It's 100 degrees, with the slightest breeze grazing my cheek. I look down at my Old Navy flip flops, a staple of my summer footwear, and wish I was wearing the sneakers that are crammed in the bottom of my suitcase. The climb is less than a half mile, but there is prickly sagebrush and at least two rattlesnake holes along the way. Sturdy footwear would be better.
Visiting family takes planning, not only because my husband and I have children, but also because we live 3,000 miles away from most of our loved ones. Calling on my father takes extra consideration. In the summer it means sunscreen, water bottles, and preferably, sneakers.
When my dad died five years ago, we buried his ashes in the hills above my small hometown. His marker is a simple stone, worn smooth by the mighty Columbia River. His name and his birth and death dates are engraved on the flat, gray surface, and the rock is situated in front of a wooden cross made by my younger brother.
Climbing the desert landscape to pay our respects on this sweltering day, my mother wonders with a smile, would my father enjoy the extra effort it takes to brave snakes and extreme heat in the summer, and below freezing temperatures and snow in the winter, just to say hello? We decide that he would. He enjoyed watching people squirm. I am like him in that way.

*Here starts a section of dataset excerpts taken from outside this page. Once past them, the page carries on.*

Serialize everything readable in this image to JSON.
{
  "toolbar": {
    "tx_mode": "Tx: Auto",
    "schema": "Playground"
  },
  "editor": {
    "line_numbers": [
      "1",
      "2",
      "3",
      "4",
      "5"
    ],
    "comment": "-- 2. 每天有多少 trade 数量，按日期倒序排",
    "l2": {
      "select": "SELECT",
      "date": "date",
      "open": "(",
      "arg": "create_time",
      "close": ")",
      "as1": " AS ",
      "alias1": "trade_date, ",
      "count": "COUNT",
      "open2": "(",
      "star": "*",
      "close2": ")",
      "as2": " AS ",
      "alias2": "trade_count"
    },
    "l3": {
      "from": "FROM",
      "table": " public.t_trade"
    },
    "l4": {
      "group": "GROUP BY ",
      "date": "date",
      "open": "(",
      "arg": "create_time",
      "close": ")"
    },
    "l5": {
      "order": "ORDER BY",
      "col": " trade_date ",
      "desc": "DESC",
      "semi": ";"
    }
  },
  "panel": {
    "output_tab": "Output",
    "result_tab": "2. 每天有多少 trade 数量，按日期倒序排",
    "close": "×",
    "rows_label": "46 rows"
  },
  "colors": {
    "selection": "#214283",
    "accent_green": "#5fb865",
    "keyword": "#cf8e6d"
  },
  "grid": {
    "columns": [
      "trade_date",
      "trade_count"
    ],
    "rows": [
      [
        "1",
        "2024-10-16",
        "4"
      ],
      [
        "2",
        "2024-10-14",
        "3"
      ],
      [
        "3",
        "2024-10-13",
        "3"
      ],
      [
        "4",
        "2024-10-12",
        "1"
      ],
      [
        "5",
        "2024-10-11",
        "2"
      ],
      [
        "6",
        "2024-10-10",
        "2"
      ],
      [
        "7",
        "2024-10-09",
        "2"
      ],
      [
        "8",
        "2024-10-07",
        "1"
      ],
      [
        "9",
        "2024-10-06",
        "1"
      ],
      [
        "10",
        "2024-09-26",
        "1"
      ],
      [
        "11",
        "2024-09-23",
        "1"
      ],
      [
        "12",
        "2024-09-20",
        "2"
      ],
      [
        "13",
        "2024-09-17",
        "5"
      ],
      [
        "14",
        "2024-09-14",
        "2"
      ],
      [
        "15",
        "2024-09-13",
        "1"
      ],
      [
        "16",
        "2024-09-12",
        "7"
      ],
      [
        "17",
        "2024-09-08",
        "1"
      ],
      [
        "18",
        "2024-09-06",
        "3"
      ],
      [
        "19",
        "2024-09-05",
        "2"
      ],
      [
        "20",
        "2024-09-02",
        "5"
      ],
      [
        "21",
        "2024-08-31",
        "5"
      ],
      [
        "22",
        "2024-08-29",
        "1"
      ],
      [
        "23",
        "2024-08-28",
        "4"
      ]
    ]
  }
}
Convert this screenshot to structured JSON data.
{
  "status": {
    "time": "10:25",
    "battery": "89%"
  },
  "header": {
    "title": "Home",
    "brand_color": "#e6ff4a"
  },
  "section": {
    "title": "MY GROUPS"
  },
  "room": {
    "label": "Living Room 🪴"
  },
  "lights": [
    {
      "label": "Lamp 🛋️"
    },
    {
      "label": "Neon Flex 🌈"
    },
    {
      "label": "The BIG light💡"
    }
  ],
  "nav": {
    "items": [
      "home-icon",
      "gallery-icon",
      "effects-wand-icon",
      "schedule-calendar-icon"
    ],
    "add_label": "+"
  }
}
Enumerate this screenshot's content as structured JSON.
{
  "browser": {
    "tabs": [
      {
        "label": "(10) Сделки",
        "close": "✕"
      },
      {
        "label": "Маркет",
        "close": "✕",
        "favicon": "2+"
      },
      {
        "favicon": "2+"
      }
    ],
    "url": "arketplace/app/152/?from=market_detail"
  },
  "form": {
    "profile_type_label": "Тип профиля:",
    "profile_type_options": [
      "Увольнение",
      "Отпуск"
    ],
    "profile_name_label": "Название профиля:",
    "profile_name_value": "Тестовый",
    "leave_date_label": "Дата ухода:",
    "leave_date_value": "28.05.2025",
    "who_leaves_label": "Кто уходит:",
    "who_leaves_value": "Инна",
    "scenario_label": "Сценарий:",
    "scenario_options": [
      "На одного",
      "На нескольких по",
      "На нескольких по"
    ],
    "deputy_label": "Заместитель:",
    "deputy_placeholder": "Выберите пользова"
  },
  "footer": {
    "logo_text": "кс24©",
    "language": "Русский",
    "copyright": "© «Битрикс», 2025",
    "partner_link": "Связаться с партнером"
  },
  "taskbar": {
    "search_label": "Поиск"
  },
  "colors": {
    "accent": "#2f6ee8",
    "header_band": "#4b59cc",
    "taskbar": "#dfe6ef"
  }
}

"Papa Mike sure has a nice view!" my 6-year-old breathlessly declares once we reach the top. He hops on the grave marker to make himself taller, and fiddles with the Delta flight wings he always wears on airplane travel days. We have just completed our cross-country travel not two hours ago, and Dad is our second visit, right after stopping by my grandfather's house.
"Get off that," I scold, not wanting my boy to be unintentionally disrespectful.
"It's okay. He can stand on it." My mother corrects me, reminding me that my father wouldn't at all be bothered by this display of childish exuberance. I picture Dad, watching us with his smiling eyes, and his slow, subtle smirk. He would enjoy having his grave marker being hopped on by the boy who is not only his grandson, but also his namesake.
Grief is tricky, and visiting loved ones who have left us is rarely as simple as it seems.
I'm sad. Sad because my boy is climbing on his grandfather's grave, and not on his lap. Sad because I know how much fun my kids would have with this grandpa they will only really know through pictures and stories. Sad because my trek up the hill is threaded with the guilt of our infrequent visits.
I am also happy. I take comfort in knowing my dad would love his spot overlooking the valley, with not much more than the wind and the coyotes to keep him company. He was an observer, always needing to have his back to the wall so he could see what was going on around him, and he took great delight in people-watching. His quiet hill, looking down on our town, is perfect.
I take in the rustic cross, the beautifully simple marking stone, and the gorgeous view of the valley cut by the river spread out in front of me. These are the rewards of making the climb, but it's not the reward I long for. I always hope to feel closer to my father when we are on his hill, but I rarely do. I'm not sure why this continually surprises me. I know he isn't there, but I still feel the disappointment of reaching for something that is just out of my grasp.
My father's presence in my life is like the wind. Sometimes subtle, like this breeze on my cheek. Sometimes still. Sometimes powerfully roaring, an unexpected storm. I climb the hill to pay my respects, and to touch his stone and his cross, because it's all I have left to touch. These two things that were never his in life give me little comfort, yet I continue to make the pilgrimage.
"When I die, I want to be buried up here with Papa Mike," my son decides. "I like it up here."
"I like it up here, too." I agree, sweeping aside all of the complicated topics my boy touched on with his declaration.
We stand quietly, my husband holding our 4-year-old, and my son next to my mom, and gaze out at the valley that is no longer my home, and I realize the similarity between expecting to see my hometown as it was when I was a girl, and hoping for my father when he isn't here.
I watch my son slip his hand into his grandmother's, and my husband set our daughter down so she can walk, and we make our way back down the hill.